Red Bull (Rose) Aero Flyer 3000 review

German supermodel

Our rating

2.0

2455.00

www.robertsmithphotography.co.uk

Published: October 29, 2010 at 7:00 am

Our review
We were excited when we saw the gorgeously fluid-looking red bull. but it lacked muscle and produced a rattley yet noodley ride...

Red Bull are the road brand of german online bike supermarket Rose bikes, with an extensive array of seven clock-beaters to choose from, from £1,410 to £6,000. the AF 3000 sits bang in the middle, offering a very polished aero performance for your currency exchange.

Ride & handling: Willowy ride and long cockpit won't suit power riders

Once we’d chopped the seatmast to size it was time to saddle up and see whether the clean lines of the Red Bull would give us wings (the bikes will actually be rebranded as Rose in the UK for 2011 to avoid confusion with the energy drink company ed). Even with the saddle shunted forward, the top tube and stretched cockpit make this a very long bike, even accounting for the large frame.

This is great for long-backed riders, but several of our testers ended up with forearms sloping forward rather than tucked underneath their shoulders. The good news is Rose are regulars on the British bike demo circuit, so if you live in the UK you can try before you buy.

While the deep but narrow tubes create minimal airflow disturbance and maximum physical distance where knees and thighs normally come close to the frame, they have a noticeable effect on handling too. There’s a very fluid relationship between the front end, centre and back of the bike.

While basic geometry is okay, the 1in-steerer front end feels vague and distant, twisting and squirming rather than leading the bike decisively into turns. This became more of a problem on test rides where we upgraded to deeper section wheels, with the bike lacking the muscle to keep them straight in gusts.

It feels like the cranks are swinging underneath you in relation to your shoulders and wheels as the frame flexes sideways along its length. This undermines the otherwise solid power feel of the Aero Flyer, particularly when you’re putting the power down hard. This left it lagging behind when group rides got jumpy.

Deep tubes don’t offer the same softness in a vertical plain. Add the uncomfortable saddle and firm wheels, and the Red Bull clatters and bangs over any surface roughness, making it hard to keep a rhythm or smooth cadence.

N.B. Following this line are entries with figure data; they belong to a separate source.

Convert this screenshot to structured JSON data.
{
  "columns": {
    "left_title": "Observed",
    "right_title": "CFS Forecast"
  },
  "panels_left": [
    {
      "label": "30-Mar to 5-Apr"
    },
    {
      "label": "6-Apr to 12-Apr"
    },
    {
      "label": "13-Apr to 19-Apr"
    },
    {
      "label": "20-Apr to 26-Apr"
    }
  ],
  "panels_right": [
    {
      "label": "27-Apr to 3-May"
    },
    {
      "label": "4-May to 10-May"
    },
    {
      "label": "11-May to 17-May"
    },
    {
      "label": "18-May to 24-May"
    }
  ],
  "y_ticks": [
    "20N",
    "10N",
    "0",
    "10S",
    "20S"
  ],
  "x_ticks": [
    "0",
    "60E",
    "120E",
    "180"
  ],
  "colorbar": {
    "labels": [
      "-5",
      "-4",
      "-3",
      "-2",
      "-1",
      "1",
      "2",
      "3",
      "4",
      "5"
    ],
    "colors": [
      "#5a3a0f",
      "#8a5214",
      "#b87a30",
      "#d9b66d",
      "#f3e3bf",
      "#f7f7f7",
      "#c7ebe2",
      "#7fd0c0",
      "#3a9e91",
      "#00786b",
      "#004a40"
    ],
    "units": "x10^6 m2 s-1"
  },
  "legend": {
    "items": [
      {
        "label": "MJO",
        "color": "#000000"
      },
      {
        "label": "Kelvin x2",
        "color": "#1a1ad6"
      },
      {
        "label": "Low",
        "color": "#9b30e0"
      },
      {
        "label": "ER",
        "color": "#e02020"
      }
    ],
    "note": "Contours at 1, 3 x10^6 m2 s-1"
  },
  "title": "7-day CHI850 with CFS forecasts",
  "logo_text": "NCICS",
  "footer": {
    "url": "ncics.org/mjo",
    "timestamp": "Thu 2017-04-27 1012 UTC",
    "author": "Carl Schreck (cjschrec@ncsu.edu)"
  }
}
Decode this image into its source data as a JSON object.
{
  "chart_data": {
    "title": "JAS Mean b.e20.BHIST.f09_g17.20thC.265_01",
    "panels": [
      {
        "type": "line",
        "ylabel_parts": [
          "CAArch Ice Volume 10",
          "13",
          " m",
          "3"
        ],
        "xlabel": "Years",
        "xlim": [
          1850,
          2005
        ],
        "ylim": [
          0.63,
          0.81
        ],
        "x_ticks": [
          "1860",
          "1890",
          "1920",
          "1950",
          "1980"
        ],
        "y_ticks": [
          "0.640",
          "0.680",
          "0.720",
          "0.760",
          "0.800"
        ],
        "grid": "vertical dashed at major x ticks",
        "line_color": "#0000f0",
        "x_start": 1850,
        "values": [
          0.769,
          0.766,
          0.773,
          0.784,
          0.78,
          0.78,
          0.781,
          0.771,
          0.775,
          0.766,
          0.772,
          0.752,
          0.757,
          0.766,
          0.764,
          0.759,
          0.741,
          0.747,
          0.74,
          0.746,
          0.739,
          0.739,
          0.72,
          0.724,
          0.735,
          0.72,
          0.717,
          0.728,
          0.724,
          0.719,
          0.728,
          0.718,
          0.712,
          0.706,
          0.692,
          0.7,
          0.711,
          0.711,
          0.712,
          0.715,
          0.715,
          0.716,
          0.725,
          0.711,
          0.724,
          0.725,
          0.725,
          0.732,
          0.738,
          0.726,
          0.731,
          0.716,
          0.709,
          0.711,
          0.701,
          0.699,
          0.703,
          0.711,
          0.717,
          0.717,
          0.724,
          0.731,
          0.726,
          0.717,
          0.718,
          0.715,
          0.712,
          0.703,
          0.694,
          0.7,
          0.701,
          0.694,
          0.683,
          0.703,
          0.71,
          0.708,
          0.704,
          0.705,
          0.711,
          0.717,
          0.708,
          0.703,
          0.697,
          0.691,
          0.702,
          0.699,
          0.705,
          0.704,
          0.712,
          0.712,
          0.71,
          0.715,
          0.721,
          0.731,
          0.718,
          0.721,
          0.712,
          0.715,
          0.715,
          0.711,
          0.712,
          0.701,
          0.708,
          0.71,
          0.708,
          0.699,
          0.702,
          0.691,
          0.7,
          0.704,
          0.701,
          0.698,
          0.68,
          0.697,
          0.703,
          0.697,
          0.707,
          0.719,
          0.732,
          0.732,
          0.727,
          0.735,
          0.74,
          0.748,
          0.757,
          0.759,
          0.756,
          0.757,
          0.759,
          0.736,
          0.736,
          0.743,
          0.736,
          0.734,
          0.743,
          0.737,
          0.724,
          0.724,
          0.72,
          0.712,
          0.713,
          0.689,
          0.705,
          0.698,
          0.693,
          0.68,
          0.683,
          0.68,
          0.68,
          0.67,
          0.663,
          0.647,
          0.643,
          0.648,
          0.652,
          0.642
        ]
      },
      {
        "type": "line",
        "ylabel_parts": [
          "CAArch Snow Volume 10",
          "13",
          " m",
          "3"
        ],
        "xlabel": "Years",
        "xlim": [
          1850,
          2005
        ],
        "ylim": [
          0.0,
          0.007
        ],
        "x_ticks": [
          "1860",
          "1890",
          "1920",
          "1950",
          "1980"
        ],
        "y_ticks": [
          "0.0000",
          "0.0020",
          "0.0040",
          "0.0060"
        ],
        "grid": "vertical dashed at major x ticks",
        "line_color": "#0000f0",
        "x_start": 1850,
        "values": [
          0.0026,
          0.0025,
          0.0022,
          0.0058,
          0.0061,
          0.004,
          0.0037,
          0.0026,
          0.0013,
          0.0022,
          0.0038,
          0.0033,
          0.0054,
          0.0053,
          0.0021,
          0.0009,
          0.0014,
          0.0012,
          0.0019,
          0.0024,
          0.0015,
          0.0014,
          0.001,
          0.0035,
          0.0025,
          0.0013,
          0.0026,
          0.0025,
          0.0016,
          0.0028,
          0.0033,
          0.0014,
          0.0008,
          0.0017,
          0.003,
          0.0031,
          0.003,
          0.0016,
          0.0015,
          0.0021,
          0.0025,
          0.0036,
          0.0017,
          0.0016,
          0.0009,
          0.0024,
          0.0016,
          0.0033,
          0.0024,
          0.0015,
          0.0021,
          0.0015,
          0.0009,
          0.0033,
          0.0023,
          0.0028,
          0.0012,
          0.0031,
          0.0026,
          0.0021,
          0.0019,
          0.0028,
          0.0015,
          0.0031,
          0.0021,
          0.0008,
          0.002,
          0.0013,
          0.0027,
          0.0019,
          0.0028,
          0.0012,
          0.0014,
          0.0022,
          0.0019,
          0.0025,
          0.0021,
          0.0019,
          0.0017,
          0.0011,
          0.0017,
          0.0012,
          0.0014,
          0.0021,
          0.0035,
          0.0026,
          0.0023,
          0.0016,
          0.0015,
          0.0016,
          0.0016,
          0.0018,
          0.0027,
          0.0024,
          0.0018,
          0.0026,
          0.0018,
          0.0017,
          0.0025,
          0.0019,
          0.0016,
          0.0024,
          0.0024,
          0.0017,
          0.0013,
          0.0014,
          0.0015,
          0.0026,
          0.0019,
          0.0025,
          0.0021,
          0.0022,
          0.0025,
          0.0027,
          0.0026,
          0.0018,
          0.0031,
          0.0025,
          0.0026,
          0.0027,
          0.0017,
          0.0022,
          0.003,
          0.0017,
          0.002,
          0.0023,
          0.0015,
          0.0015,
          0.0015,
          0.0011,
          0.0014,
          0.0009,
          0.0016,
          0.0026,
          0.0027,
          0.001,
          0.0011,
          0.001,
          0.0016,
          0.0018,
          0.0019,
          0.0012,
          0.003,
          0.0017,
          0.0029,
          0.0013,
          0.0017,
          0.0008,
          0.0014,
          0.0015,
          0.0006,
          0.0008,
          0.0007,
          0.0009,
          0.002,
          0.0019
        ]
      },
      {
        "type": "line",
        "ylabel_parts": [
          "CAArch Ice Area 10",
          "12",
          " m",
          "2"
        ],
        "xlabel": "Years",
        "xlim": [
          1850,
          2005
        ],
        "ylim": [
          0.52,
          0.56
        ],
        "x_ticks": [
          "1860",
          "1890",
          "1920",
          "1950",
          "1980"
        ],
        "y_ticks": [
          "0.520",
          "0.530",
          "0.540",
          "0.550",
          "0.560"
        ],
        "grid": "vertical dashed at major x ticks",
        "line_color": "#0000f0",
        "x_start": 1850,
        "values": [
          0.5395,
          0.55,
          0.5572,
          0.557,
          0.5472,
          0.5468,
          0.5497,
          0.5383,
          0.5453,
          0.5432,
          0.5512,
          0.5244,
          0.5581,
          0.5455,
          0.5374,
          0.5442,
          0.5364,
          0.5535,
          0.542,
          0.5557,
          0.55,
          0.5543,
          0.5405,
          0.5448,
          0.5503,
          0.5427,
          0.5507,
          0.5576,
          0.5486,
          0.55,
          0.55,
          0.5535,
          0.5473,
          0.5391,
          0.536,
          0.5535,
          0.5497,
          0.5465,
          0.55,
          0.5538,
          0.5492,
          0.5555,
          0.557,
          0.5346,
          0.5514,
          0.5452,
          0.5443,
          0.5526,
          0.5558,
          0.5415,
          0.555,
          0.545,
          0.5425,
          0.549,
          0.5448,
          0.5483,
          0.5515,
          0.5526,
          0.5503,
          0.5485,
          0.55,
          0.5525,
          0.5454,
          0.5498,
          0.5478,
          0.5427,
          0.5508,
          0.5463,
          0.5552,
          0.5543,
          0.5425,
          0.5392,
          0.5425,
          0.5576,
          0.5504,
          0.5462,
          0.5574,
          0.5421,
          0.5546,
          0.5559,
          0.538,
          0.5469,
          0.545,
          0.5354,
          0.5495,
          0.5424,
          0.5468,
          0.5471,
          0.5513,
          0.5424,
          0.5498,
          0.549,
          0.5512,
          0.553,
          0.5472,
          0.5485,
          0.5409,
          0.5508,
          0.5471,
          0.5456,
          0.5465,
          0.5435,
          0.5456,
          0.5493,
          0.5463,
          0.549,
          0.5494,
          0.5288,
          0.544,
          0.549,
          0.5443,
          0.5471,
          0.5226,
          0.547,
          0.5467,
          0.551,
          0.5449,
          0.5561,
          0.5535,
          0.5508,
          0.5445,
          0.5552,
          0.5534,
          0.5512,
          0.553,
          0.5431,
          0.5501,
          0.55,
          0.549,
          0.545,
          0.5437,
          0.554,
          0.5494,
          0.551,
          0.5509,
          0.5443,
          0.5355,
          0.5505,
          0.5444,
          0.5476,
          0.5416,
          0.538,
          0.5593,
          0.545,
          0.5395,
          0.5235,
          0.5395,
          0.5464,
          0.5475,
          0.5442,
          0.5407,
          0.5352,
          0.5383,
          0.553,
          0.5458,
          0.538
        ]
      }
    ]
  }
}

Chassis: Fluid, lightweight frame looks gorgeous and slices through wind

The tall integrated seat tube puts the frame into the prestige league straight away. The whole chassis is seamlessly blended and melted through its various curved junctions for an outstandingly eye-catching look. The short head tube uses a narrow 1in diameter fork to minimise frontal area, and brake and gear cables disappear into the frame not much further back.

The deep oval down tube curves through a gradual S-curve to follow the trailing edge of the front wheel, with a ledge for the bottle cage moulded into the top face. It bulges out for full width support of the conventional bottom bracket, with the S- curved seat tube snaking up and back around the rear wheel. Clean white and slender rear stays look more like glider wings than bike parts, while vertical dropout slots make wheel insertion and removal easy.

Making the seatpost part of the frame rather than a conventional telescopic setup makes accurate cutting to length crucial but there’s some vertical adjustment in the deep seat cradle if you cut off slightly too much. The whole seat clamp slides fore and aft to alter the seat angle. Despite the integrated seatmast, our size large frame weighed just 1,430g. The deep, flat-bladed-front carbon fork is impressively light too (410g).

Equipment: Good wheel choice, but bars add even more stretch and we didn't like the saddle

The carbon dinner-plate FSA time trial chainset has ‘54 T’ printed proudly on the outside to show you mean business. With only a 23-tooth rear sprocket and 42T inner chainring for steep hills, though, you’ll be straining, not spinning. Easton’s EA90 Aero wheels are a useful compromise between windproof handling and some drag advantage.

The long extension, forward-sloped wing bar Vision cockpit adds extra reach to an already stretched top tube and stem, so take that into account when buying. While the ribbed ‘slide control’ nose Pro Logo saddle stops you sliding around, we didn’t like the crotch-numbing bumps. Continental Triathlon tyres are top performers.